At the renowned Fraunhofer institute they may have built a killer gesture app: Gesture control that lets surgeons control a 3D-display of a head (for example) during surgery while remaining sterile (touching buttons would break sterility, I guess).

Rotate the 3D image by gesturing (source)

Press Release: Non-contact image control

As if by magic, the three-dimensional CAT scan image rotates before the physician’s eyes – merely by pointing a finger. This form of non-contact control is ideal in an operating room, where it can deliver useful information without compromising the sterile work environment.

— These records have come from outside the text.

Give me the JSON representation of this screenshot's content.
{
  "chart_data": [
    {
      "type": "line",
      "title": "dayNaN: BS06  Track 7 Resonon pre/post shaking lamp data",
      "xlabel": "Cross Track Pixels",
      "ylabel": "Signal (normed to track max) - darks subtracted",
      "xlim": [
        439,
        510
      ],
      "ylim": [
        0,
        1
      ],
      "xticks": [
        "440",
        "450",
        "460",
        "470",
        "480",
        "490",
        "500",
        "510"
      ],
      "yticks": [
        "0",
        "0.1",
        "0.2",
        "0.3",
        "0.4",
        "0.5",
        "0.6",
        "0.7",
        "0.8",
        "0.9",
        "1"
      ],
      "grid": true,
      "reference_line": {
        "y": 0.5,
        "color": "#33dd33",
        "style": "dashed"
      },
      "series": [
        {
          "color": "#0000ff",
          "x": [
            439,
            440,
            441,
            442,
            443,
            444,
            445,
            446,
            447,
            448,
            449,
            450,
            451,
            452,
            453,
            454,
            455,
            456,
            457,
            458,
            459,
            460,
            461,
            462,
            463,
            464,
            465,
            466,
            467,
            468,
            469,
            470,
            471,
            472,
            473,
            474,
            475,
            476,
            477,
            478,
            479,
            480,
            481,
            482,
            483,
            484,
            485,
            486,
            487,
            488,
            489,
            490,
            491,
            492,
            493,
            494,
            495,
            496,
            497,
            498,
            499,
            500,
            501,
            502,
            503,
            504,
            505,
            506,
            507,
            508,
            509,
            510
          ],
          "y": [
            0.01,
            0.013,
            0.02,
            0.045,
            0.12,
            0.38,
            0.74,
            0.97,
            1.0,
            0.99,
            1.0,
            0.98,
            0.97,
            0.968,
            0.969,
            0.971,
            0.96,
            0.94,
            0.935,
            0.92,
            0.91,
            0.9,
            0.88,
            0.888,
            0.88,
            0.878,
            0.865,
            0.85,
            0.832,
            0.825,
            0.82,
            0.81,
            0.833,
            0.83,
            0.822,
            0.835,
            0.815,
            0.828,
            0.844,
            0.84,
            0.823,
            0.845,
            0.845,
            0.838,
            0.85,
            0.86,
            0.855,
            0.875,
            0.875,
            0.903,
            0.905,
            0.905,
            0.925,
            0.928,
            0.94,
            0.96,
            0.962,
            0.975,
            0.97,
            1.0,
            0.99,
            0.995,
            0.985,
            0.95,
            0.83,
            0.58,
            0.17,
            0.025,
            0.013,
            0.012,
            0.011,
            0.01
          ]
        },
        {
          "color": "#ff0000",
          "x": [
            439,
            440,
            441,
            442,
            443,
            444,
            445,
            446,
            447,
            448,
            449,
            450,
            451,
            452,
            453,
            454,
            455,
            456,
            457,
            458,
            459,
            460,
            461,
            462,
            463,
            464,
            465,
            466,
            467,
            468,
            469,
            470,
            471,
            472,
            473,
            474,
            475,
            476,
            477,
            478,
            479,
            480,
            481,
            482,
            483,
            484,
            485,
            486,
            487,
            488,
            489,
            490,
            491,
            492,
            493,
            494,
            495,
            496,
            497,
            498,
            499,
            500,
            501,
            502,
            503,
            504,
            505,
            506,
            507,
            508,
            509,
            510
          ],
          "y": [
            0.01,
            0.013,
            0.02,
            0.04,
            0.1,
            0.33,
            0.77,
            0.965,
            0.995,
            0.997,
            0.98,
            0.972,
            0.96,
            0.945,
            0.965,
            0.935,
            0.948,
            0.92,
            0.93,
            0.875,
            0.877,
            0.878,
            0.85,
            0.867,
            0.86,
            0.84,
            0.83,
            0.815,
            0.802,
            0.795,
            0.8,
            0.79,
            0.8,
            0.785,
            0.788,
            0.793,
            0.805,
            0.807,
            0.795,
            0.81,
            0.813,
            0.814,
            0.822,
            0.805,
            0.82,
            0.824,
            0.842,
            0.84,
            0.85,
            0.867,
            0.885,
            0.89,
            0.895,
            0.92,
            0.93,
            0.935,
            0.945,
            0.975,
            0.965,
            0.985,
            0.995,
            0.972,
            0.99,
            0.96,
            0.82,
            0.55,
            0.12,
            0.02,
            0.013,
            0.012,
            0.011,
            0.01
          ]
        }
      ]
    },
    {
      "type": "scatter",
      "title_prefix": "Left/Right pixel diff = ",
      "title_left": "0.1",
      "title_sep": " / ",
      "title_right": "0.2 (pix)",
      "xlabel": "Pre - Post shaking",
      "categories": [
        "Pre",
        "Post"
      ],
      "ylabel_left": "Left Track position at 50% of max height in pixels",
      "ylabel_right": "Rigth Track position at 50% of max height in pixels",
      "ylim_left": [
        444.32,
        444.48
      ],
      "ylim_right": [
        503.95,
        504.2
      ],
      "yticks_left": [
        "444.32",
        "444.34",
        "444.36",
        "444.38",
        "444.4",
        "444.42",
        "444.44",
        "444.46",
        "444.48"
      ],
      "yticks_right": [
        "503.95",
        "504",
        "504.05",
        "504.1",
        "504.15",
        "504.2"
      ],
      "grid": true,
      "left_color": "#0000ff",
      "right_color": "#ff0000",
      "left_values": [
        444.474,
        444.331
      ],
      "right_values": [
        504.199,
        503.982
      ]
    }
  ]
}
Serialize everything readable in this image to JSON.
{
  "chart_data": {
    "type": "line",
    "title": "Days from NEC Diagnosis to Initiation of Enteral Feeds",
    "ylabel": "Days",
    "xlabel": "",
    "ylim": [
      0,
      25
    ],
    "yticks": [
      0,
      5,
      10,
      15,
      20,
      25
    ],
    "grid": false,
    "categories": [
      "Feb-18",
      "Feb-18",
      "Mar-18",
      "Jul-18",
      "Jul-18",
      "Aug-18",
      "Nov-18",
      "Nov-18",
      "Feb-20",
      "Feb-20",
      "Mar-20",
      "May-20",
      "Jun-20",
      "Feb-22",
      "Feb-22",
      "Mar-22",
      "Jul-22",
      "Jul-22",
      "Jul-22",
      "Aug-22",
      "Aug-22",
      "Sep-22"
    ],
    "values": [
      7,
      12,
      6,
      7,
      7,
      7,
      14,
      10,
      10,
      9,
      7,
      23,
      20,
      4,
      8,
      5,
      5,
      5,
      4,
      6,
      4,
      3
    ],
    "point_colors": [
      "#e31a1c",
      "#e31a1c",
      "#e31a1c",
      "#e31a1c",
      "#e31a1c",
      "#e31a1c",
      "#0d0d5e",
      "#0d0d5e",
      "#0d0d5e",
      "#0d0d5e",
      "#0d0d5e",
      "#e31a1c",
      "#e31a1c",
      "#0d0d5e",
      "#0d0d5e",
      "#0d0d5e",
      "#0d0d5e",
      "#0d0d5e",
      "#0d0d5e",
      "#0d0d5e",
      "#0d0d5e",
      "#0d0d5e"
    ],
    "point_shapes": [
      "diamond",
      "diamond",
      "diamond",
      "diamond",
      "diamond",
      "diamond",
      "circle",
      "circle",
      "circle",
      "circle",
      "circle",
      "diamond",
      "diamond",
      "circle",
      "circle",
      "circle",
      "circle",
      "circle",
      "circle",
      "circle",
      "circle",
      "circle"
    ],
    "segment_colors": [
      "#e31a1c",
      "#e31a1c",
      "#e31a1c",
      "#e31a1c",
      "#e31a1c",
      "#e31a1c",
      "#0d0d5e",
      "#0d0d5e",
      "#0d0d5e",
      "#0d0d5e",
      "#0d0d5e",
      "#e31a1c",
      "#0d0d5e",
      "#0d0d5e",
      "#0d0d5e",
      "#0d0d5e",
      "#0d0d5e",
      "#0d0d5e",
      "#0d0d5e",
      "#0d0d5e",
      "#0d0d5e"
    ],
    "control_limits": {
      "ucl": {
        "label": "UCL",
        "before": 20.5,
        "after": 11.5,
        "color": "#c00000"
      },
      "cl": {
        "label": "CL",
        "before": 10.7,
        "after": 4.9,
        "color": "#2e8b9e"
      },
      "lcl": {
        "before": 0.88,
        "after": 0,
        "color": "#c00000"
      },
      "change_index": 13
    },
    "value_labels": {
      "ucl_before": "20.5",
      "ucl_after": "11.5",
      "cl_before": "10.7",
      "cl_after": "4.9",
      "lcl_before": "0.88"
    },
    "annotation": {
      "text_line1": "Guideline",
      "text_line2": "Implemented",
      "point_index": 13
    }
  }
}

The physician leans back in a chair and studies the three-dimensional image floating before his eyes. After a little reflection, he raises a finger and points at a virtual button, likewise floating in the air. At the physician’s command, the CAT scan image rotates from right to left or up and down – precisely following the movement of his finger. In this way, he can easily detect any irregularities in the tissue structure. With another gesture, he can click on to the next image. Later, in the operating room, the surgeon can continue to refer to the scanner images. Using gesture control to rotate the images, he can look at the scan of the patient’s organs from the same perspective as he sees them on the operating table. There is no risk of contaminating his sterile gloves, because there is no mouse or keyboard involved.

But how does the system know which way the finger is pointing? “There are two cameras installed above the display that projects the three-dimensional image,” explains Wolfgang Schlaak, who heads the department at the Fraunhofer Institute for Telecommunications, Heinrich-Hertz-Institut HHI in Berlin that developed the display. “Since each camera sees the pointing finger from a different angle, image processing software can then identify its exact position in space.” The cameras record one hundred frames per minute. A third camera, integrated in the frame of the display, scans the user’s face and eyes at the same frequency. The associated software immediately identifies the inclination of the person’s head and the direction in which the eyes are focused, and generates the appropriate pair of stereoscopic images, one for the left eye and one for the right. If the person moves their head a couple of inches to the side, the system instantly adapts the images. “In this way, the user always sees a high-quality three-dimensional image on the display, even while moving about. This is essential in an operating theater, and allows the physician to act naturally when carrying out routine tasks,” says Schlaak. “The unique feature of this system is that it combines a 3-D display screen with a non-contact user interface.” The three-dimensional display costs significantly less than conventional 3-D screens of comparable quality. Schlaak is convinced that “this makes our gesture-controlled 3-D display an affordable option even for smaller medical practices.” The research team will be presenting its prototype at the MEDICA trade fair from November 14 to 17, 2007, in Düsseldorf (Hall 16, Stand D55). Schlaak hopes to be able to commercialize the system within a year or so.

Things like this are probably the best bet for the near future of gesture recognition. Niche applications that exploit some specific benefit of using gestures instead of (or besides) other, more mundane interface technology. The biggest hit in gesture land is without a doubt the Nintendo Wii, which exploits another unique selling point of gestures: a higher (or more representative) physical involvement leading to a better ‘experience’ of a game. It specifically targets gamers who are interested in fun and exercise in a social context. I doubt that hardcore gamers, intent on getting to higher levels of killing sprees, will be very keen on the Wii.

And so it will probably remain for the near future. Like with speech recognition, gesture recognition will have to find some nice niches to live in and multiply. Maybe one day, the general conditions will change (ubiquitous camera viewpoints? intention-aware machines?) and gesture can become the dominant form of HCI, driving buttons to niche applications. I wouldn’t bet on it right now, though.